Délai tenu puisque, en janvier 1921, Pasteur écrit: « L’école en construction est couverte: quel soulagement! Les étudiants travaillent au crépissage intérieur. Ce sera une œuvre de longue haleine, parce qu’il faut faire la chaux soi-même« . Au reste, l’école n’absorbait pas toute l’énergie des bâtisseurs. Il y avait le reste: « Les constructions et travaux variés et nombreux ont entravé l’achèvement de l’école Paul Laffay« , écrit Pasteur en janvier 1922. « Il a fallu construire un dortoir pour contenir 70 garçons, réparer des cases, des barrières, sans parler de la construction d’un grand séchoir cimenté pour les récoltes de café que Dô-Néva est en droit d’espérer« .
En octobre 1923, les travaux avaient avancés, mais n’étaient toujours pas terminés. Dans une lettre de cette époque, cinq ans après le lancement du chantier, Paul Émile Pasteur confie ses sentiments: « Le grand bâtiment scolaire n’est pas encore achevé. Cela devient un refrain annuel, et peut être incompréhensible. Nous y faisons l’école pourtant depuis près de deux ans, dans l’une des trois salles achevées, et dans les vérandas. La 2ème salle est en travail; la 3ème sert d’atelier. La 2ème salle servira de salle de cours aux étudiants pendant le jour et de salle commune pour le soir. Elle est boisée intérieurement jusqu’à un mètre cinquante du sol, entourée de bancs formant stalle au dessus desquels 24 casiers à fermeture serviront à la conservation des livres et cahiers des élèves, natas et moniteurs.
« Ce gros travail était à la fois utile dans son achèvement et dans sa construction pour les charpentiers qui l’ont entrepris. Deux jeunes hommes calédoniens travaillant bénévolement et de tout cœur sont seuls à la tâche avec un ou deux garçons qui désirent apprendre le travail manuel et qui changent souvent. Les planches ont été sciées par deux natas et leurs dikonas les ont apporté à dos de plus de 25 km de Do Néva. Le travail est souvent interrompu par toutes sortes de réparations et entretien de charrue, bancs, tableau noir, maison, voiture, brouettes, manches d’outils, etc. Il est donc difficile à ces moniteurs de faire de la vitesse en même temps qu’il font de l’éducation manuelle ».
Un effort incessant
Pourtant, les travaux touchent à leur fin. Une lettre du pasteur Benignus le confirme en janvier 1924. « Si la grande école n’est pas tout à fait terminée« , écrit-il, « c’est que Pasteur a eu d’autres travaux urgents à accomplir et surtout qu’il a fallu pendant trois ans y travailler avec nos propres ressources, n’ayant plus aucune subvention du comité pour cet ouvrage. Or l’école sera plus grande que prévu, en raison des travaux de consolidation de la maçonnerie primitive, ce qui nous a obligé à faire une véranda sur deux côtés. Il faut avoir été sur place pour s’être rendu compte de l’effort incessant qu’ont fourni Pasteur et ses garçons pour achever ce bâtiment qui fait honneur à ceux qui l’ont commencé et à ceux qui vont l’achever prochainement ».

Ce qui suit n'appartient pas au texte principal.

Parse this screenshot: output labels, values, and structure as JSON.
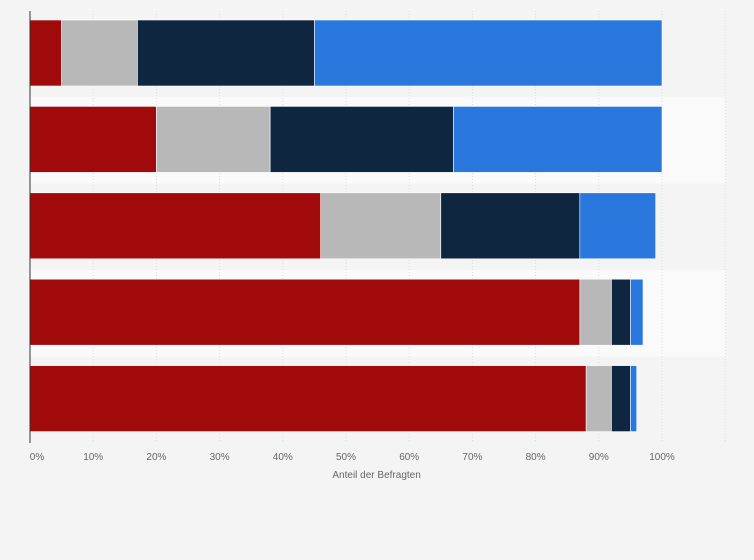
{
  "chart_data": {
    "type": "bar",
    "orientation": "horizontal",
    "stacked": true,
    "categories": [
      "",
      "",
      "",
      "",
      ""
    ],
    "series": [
      {
        "color": "#a10a0a",
        "values": [
          5,
          20,
          46,
          87,
          88
        ]
      },
      {
        "color": "#b8b8b8",
        "values": [
          12,
          18,
          19,
          5,
          4
        ]
      },
      {
        "color": "#0f2640",
        "values": [
          28,
          29,
          22,
          3,
          3
        ]
      },
      {
        "color": "#2a78dd",
        "values": [
          55,
          33,
          12,
          2,
          1
        ]
      }
    ],
    "x_ticks": [
      "0%",
      "10%",
      "20%",
      "30%",
      "40%",
      "50%",
      "60%",
      "70%",
      "80%",
      "90%",
      "100%"
    ],
    "xlabel": "Anteil der Befragten",
    "xlim": [
      0,
      110
    ],
    "grid": true
  }
}
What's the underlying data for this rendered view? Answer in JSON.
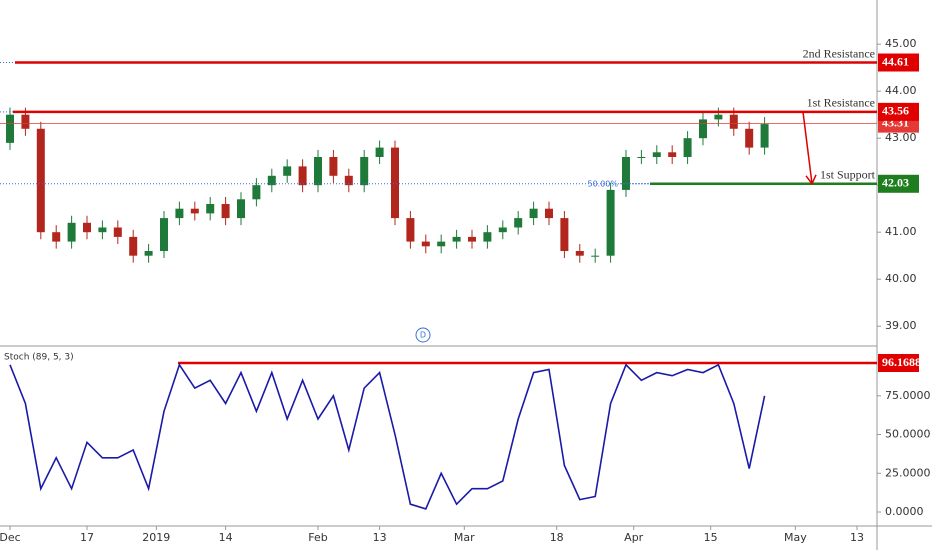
{
  "chart_data": [
    {
      "type": "candlestick",
      "x": [
        0,
        2,
        4,
        6,
        8,
        10,
        12,
        14,
        16,
        18,
        20,
        22,
        24,
        26,
        28,
        30,
        32,
        34,
        36,
        38,
        40,
        42,
        44,
        46,
        48,
        50,
        52,
        54,
        56,
        58,
        60,
        62,
        64,
        66,
        68,
        70,
        72,
        74,
        76,
        78,
        80,
        82,
        84,
        86,
        88,
        90,
        92,
        94,
        96,
        98
      ],
      "open": [
        42.9,
        43.5,
        43.2,
        41.0,
        40.8,
        41.2,
        41.0,
        41.1,
        40.9,
        40.5,
        40.6,
        41.3,
        41.5,
        41.4,
        41.6,
        41.3,
        41.7,
        42.0,
        42.2,
        42.4,
        42.0,
        42.6,
        42.2,
        42.0,
        42.6,
        42.8,
        41.3,
        40.8,
        40.7,
        40.8,
        40.9,
        40.8,
        41.0,
        41.1,
        41.3,
        41.5,
        41.3,
        40.6,
        40.5,
        40.5,
        41.9,
        42.6,
        42.6,
        42.7,
        42.6,
        43.0,
        43.4,
        43.5,
        43.2,
        42.8
      ],
      "high": [
        43.65,
        43.65,
        43.35,
        41.15,
        41.35,
        41.35,
        41.25,
        41.25,
        41.05,
        40.75,
        41.45,
        41.65,
        41.65,
        41.75,
        41.75,
        41.85,
        42.15,
        42.35,
        42.55,
        42.55,
        42.75,
        42.75,
        42.35,
        42.75,
        42.95,
        42.95,
        41.45,
        40.95,
        40.95,
        41.05,
        41.05,
        41.15,
        41.25,
        41.45,
        41.65,
        41.65,
        41.45,
        40.75,
        40.65,
        42.05,
        42.75,
        42.75,
        42.85,
        42.85,
        43.15,
        43.55,
        43.65,
        43.65,
        43.35,
        43.45
      ],
      "low": [
        42.75,
        43.05,
        40.85,
        40.65,
        40.65,
        40.85,
        40.85,
        40.75,
        40.35,
        40.35,
        40.45,
        41.15,
        41.25,
        41.25,
        41.15,
        41.15,
        41.55,
        41.85,
        42.05,
        41.85,
        41.85,
        42.05,
        41.85,
        41.85,
        42.45,
        41.15,
        40.65,
        40.55,
        40.55,
        40.65,
        40.65,
        40.65,
        40.85,
        40.95,
        41.15,
        41.15,
        40.45,
        40.35,
        40.35,
        40.35,
        41.75,
        42.45,
        42.45,
        42.45,
        42.45,
        42.85,
        43.25,
        43.05,
        42.65,
        42.65
      ],
      "close": [
        43.5,
        43.2,
        41.0,
        40.8,
        41.2,
        41.0,
        41.1,
        40.9,
        40.5,
        40.6,
        41.3,
        41.5,
        41.4,
        41.6,
        41.3,
        41.7,
        42.0,
        42.2,
        42.4,
        42.0,
        42.6,
        42.2,
        42.0,
        42.6,
        42.8,
        41.3,
        40.8,
        40.7,
        40.8,
        40.9,
        40.8,
        41.0,
        41.1,
        41.3,
        41.5,
        41.3,
        40.6,
        40.5,
        40.5,
        41.9,
        42.6,
        42.6,
        42.7,
        42.6,
        43.0,
        43.4,
        43.5,
        43.2,
        42.8,
        43.3
      ],
      "up_color": "#1f7a3a",
      "down_color": "#b3261e",
      "xlim": [
        -1.3,
        112.6
      ],
      "ylim": [
        38.6,
        45.94
      ],
      "yticks": [
        {
          "value": 39,
          "label": "39.00"
        },
        {
          "value": 40,
          "label": "40.00"
        },
        {
          "value": 41,
          "label": "41.00"
        },
        {
          "value": 42,
          "label": "42.00"
        },
        {
          "value": 43,
          "label": "43.00"
        },
        {
          "value": 44,
          "label": "44.00"
        },
        {
          "value": 45,
          "label": "45.00"
        }
      ],
      "last_price": {
        "value": 43.31,
        "color": "#e53935"
      },
      "levels": [
        {
          "name": "2nd Resistance",
          "value": 44.61,
          "color": "#e00000"
        },
        {
          "name": "1st Resistance",
          "value": 43.56,
          "color": "#e00000"
        },
        {
          "name": "1st Support",
          "value": 42.03,
          "color": "#1e7d1e"
        }
      ],
      "annotations": [
        "50.00%",
        "D"
      ]
    },
    {
      "type": "line",
      "title": "Stoch (89, 5, 3)",
      "x": [
        0,
        2,
        4,
        6,
        8,
        10,
        12,
        14,
        16,
        18,
        20,
        22,
        24,
        26,
        28,
        30,
        32,
        34,
        36,
        38,
        40,
        42,
        44,
        46,
        48,
        50,
        52,
        54,
        56,
        58,
        60,
        62,
        64,
        66,
        68,
        70,
        72,
        74,
        76,
        78,
        80,
        82,
        84,
        86,
        88,
        90,
        92,
        94,
        96,
        98
      ],
      "values": [
        95,
        70,
        15,
        35,
        15,
        45,
        35,
        35,
        40,
        15,
        65,
        95,
        80,
        85,
        70,
        90,
        65,
        90,
        60,
        85,
        60,
        75,
        40,
        80,
        90,
        50,
        5,
        2,
        25,
        5,
        15,
        15,
        20,
        60,
        90,
        92,
        30,
        8,
        10,
        70,
        95,
        85,
        90,
        88,
        92,
        90,
        95,
        70,
        28,
        75
      ],
      "color": "#1a1aa8",
      "xlim": [
        -1.3,
        112.6
      ],
      "ylim": [
        -8.4,
        106.5
      ],
      "yticks": [
        {
          "value": 0,
          "label": "0.0000"
        },
        {
          "value": 25,
          "label": "25.0000"
        },
        {
          "value": 50,
          "label": "50.0000"
        },
        {
          "value": 75,
          "label": "75.0000"
        }
      ],
      "level": {
        "value": 96.1688,
        "color": "#e00000"
      },
      "xticks": [
        {
          "value": 0,
          "label": "Dec"
        },
        {
          "value": 10,
          "label": "17"
        },
        {
          "value": 19,
          "label": "2019"
        },
        {
          "value": 28,
          "label": "14"
        },
        {
          "value": 40,
          "label": "Feb"
        },
        {
          "value": 48,
          "label": "13"
        },
        {
          "value": 59,
          "label": "Mar"
        },
        {
          "value": 71,
          "label": "18"
        },
        {
          "value": 81,
          "label": "Apr"
        },
        {
          "value": 91,
          "label": "15"
        },
        {
          "value": 102,
          "label": "May"
        },
        {
          "value": 110,
          "label": "13"
        }
      ]
    }
  ]
}
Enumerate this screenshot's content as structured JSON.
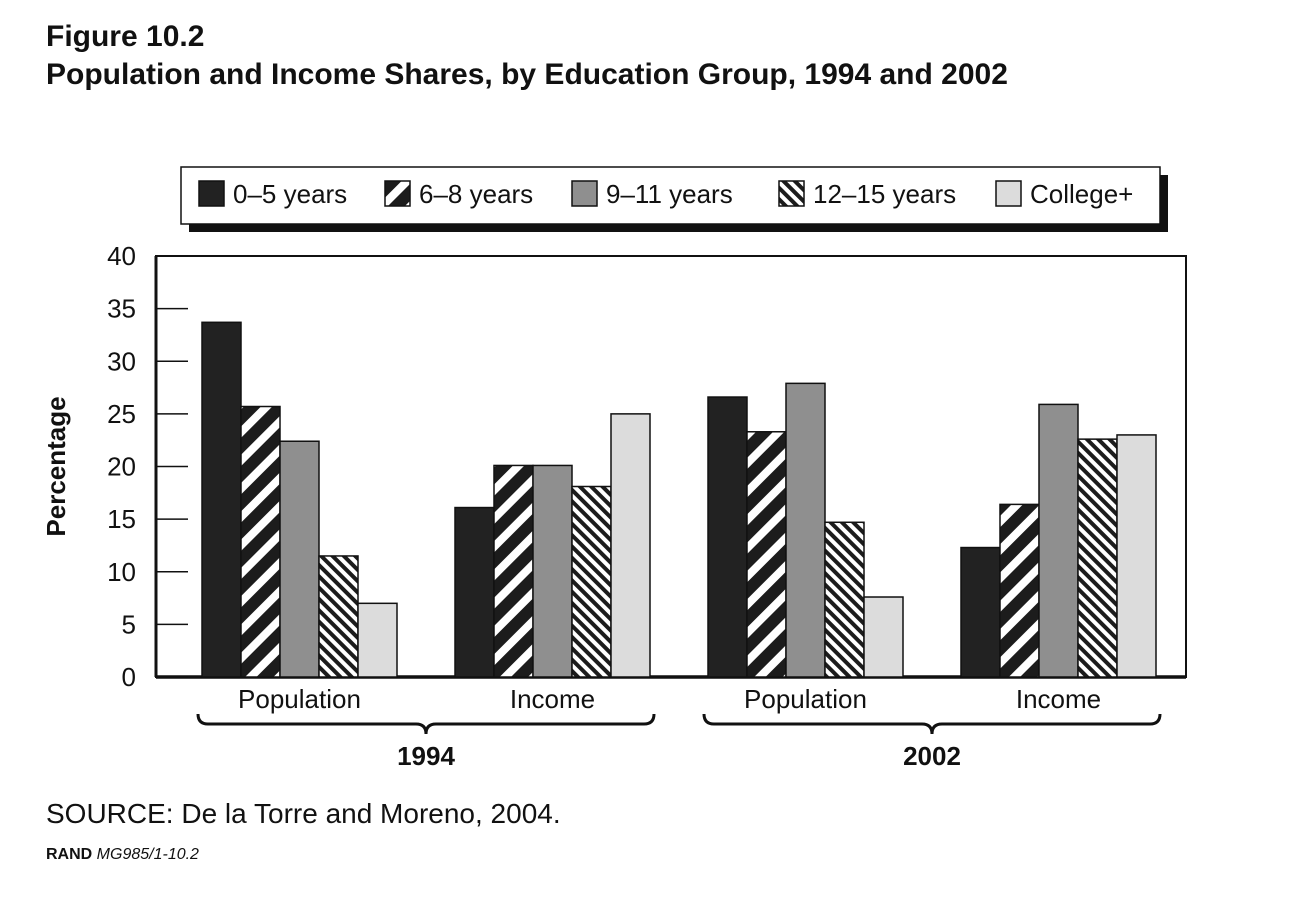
{
  "figure": {
    "label": "Figure 10.2",
    "title": "Population and Income Shares, by Education Group, 1994 and 2002",
    "source": "SOURCE: De la Torre and Moreno, 2004.",
    "credit_org": "RAND",
    "credit_id": "MG985/1-10.2"
  },
  "chart_data": {
    "type": "bar",
    "title": "Population and Income Shares, by Education Group, 1994 and 2002",
    "ylabel": "Percentage",
    "ylim": [
      0,
      40
    ],
    "yticks": [
      0,
      5,
      10,
      15,
      20,
      25,
      30,
      35,
      40
    ],
    "grid": false,
    "legend_position": "top",
    "categories": [
      "Population",
      "Income",
      "Population",
      "Income"
    ],
    "category_groups": [
      {
        "label": "1994",
        "categories": [
          0,
          1
        ]
      },
      {
        "label": "2002",
        "categories": [
          2,
          3
        ]
      }
    ],
    "series": [
      {
        "name": "0–5 years",
        "pattern": "solid-black",
        "color": "#222222",
        "values": [
          33.7,
          16.1,
          26.6,
          12.3
        ]
      },
      {
        "name": "6–8 years",
        "pattern": "black-diagonal-stripes",
        "color": "#222222",
        "values": [
          25.7,
          20.1,
          23.3,
          16.4
        ]
      },
      {
        "name": "9–11 years",
        "pattern": "solid-gray",
        "color": "#8f8f8f",
        "values": [
          22.4,
          20.1,
          27.9,
          25.9
        ]
      },
      {
        "name": "12–15 years",
        "pattern": "fine-diagonal-stripes",
        "color": "#222222",
        "values": [
          11.5,
          18.1,
          14.7,
          22.6
        ]
      },
      {
        "name": "College+",
        "pattern": "solid-light-gray",
        "color": "#dcdcdc",
        "values": [
          7.0,
          25.0,
          7.6,
          23.0
        ]
      }
    ]
  }
}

Cette œuvre, « ce fut faire école de la construction d’une école » confia plus tard Paul Émile Pasteur en évoquant cette « construction exclusivement indigène » et que la population protestante d’aujourd’hui identifie comme sa « première école« .
« Les multiples travaux qu’ont entraîné notre construction: maçonnerie, pierre de taille pour voûte, béton armé pour encorbellement, sciage de bois, traçage et taille de tenons et mortaises pour charpente, découpage de vitraux, menuisage de bancs et pupitres, lambrissage de la salle centrale, montage des portes et fenêtres, forge des serrures, loquets et poignées, ornementation au goût local, tout fut prétexte à former des ouvriers d’art« .
Mais en 1953, un cyclone a enlevé les tuiles. En 57, la toiture a été complètement refaite, le vitrail a disparu, et la façade recouverte de chaux. Le bâtiment est aujourd’hui méconnaissable. Pourtant, sous les outrages du temps, il reste sans le moindre doute une flamme à faire revivre.